Detecting ephemeral port exhaustion

Symptoms

When Windows or Windows Server is out of ephemeral/outbound/dynamic network ports, it will not be able to establish any outbound network connections. This results in a lot of connection failures such as database and/or domain controller connections. If the system is not responding, then try increasing the port range (discussed below) - this change is effective immediately. If the system immediately recovers, then you know you are dealing with this issue. You can either increase the port range which may just delay the problem or you can try to identify the cause.

Detecting user mode port leaks

Ephemeral ports are range of ports that Windows and Windows Server use for outbound communications over the TCP/IP network protocol. When an outbound connection is finished, the port associated to the connection is put into a TIMED_WAIT state for two minutes by default. This allows any lingering packets on the network to be ignored. Windows Server 2008 and later use the IANA range which uses the ports between 49152 and 65535 providing 16,383 ports.

Some applications and services such as Microsoft Exchange Server CAS servers can be very “chatty” and might actually use all 16,383 ports within a two minute time period. The result is connection failures similar to “Couldn’t connect to X, due to no ports available from the end point mapper”.

If you suspect ephemeral port exhaustion, then consider running the following Powershell script called “Log-EphemeralPortStats.ps1” at
https://1drv.ms/f/s!AhuJirRUDDbmkotkPocbTrN0wgKB7Q

Warning: This script is provided as sample code only. Please review it and use at your own risk.

Be aware that this only detects user mode port leaks. If a driver (kernel mode) is leaking ports, then a complete memory dump must be sent to Microsoft Support for analysis to know which driver is responsible. The memory dump must be taken when the system has leaked a significant number of ports.

This script is designed to run in an infinite loop of 1 minute sleep intervals and write to a log file called “EphemeralPortStats.log”. Here is an example of the output it produces:

Computer       DateTime             LocalAddress  #OfEPortsInUse Max#OfEPorts %EPortUsage #OfTcpListeningPorts #OfPids
--------       --------             ------------  -------------- ------------ ----------- -------------------- -------
ETCHEDCHAMPION 8/9/2013 12:37:42 PM 127.0.0.1                  6        16384           0                   15      11
ETCHEDCHAMPION 8/9/2013 12:37:42 PM 172.18.96.192              3        16384           0                   15      10
ETCHEDCHAMPION 8/9/2013 12:37:42 PM 192.168.1.2               69        16384         0.4                   15      17

This script is intended to be ran from the console of the computer suspected to be running low on ephemeral ports and to leave it running. Periodically review the log to see if there was any ephemeral port exhaustion detected.

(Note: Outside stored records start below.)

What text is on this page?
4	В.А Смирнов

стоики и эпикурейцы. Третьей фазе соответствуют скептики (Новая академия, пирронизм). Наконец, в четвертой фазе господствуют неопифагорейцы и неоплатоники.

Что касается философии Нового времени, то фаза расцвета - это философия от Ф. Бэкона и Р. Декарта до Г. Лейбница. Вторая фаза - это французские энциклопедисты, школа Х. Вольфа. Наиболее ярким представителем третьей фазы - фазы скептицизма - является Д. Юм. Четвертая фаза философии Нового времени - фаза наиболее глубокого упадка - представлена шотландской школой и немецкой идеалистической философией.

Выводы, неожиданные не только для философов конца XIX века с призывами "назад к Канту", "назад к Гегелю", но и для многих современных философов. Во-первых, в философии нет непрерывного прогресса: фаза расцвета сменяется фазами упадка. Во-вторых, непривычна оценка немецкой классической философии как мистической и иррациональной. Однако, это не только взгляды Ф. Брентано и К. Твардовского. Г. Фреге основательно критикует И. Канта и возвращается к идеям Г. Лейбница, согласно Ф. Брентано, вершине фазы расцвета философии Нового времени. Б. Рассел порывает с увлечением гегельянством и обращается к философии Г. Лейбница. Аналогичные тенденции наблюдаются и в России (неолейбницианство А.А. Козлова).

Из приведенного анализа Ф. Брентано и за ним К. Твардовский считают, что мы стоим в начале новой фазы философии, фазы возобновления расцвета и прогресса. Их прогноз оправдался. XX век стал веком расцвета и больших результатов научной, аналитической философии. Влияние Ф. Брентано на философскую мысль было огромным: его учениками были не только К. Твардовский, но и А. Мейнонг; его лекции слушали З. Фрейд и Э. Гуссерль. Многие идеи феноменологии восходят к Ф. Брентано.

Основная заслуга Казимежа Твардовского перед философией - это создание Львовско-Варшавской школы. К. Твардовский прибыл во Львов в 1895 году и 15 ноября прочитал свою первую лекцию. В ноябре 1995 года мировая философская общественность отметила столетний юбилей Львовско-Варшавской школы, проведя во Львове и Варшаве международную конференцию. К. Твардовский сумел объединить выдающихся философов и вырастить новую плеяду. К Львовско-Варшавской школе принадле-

This script gets the port range from:

netsh int ipv4 show dynamicportrange tcp

Then, correlates this information with the output of:

netstat –ano –p tcp

PsExec can be potentially used to get this information from remote computers, but keep in mind that passwords used in PsExec are sent in the clear over the network.

My PFE colleagues and customers have used this script quit a bit and I hope it will help you as well.

Also, as a temporary work-around, the ephemeral/dynamic/outbound port range can be increased using the following command:

netsh int ipv4 set dynamicport tcp start=10000 num=55535

This change takes affect immediately. No need to restart. No need to reboot. This is about three times larger than the default. If this change has a positive affect when the problem occurs, then you know that this is the issue your system is dealing with.

To set the port range back to default, use the following command:

netsh int ipv4 set dynamicport tcp start=49152 num=16384

To check the port range:

netsh int ipv4 show dynamicportrange tcp

Once you have identify the process consuming the ports, contact the developer of the process for a fix.

Also, consider decreasing the TIMED WAIT delay using the TcpTimedWaitDelay registry key.

Detecting kernel mode port leaks

All of the above covers user mode port leaks - meaning leaks originating from processes. If a driver (kernel mode) leaks a port, then netstat will not be able to report it. Kernel mode port leaks can only be detected by inducing a complete memory dump and then analyzing the dump with the MEX debug extension. Load MEX into WinDBG and then run the following commands to help identify ports associated with drivers.

!mex.afd -conn -report -verbose

!afd -endp -report

!tcpip -p

Once you identify the driver consumer the ports, contact the developer of the driver.

If you suspect a Windows Server 2008 R2 system might be running out of ephemeral ports, then apply the following hotfix:

Kernel sockets leak on a multiprocessor computer that is running Windows Server 2008 R2 or Windows 7
https://support.microsoft.com/en-us/kb/2577795

Windows Server 2012 and later are already patched with this fix.

UPDATE

Windows 10 and Windows Server 2012 R2 introduced the "q" parameter in netstat. This parameter displays all connections, listening ports, and bound non-listening TCP ports. Bound non-listening ports may or may not be associated with an active connection.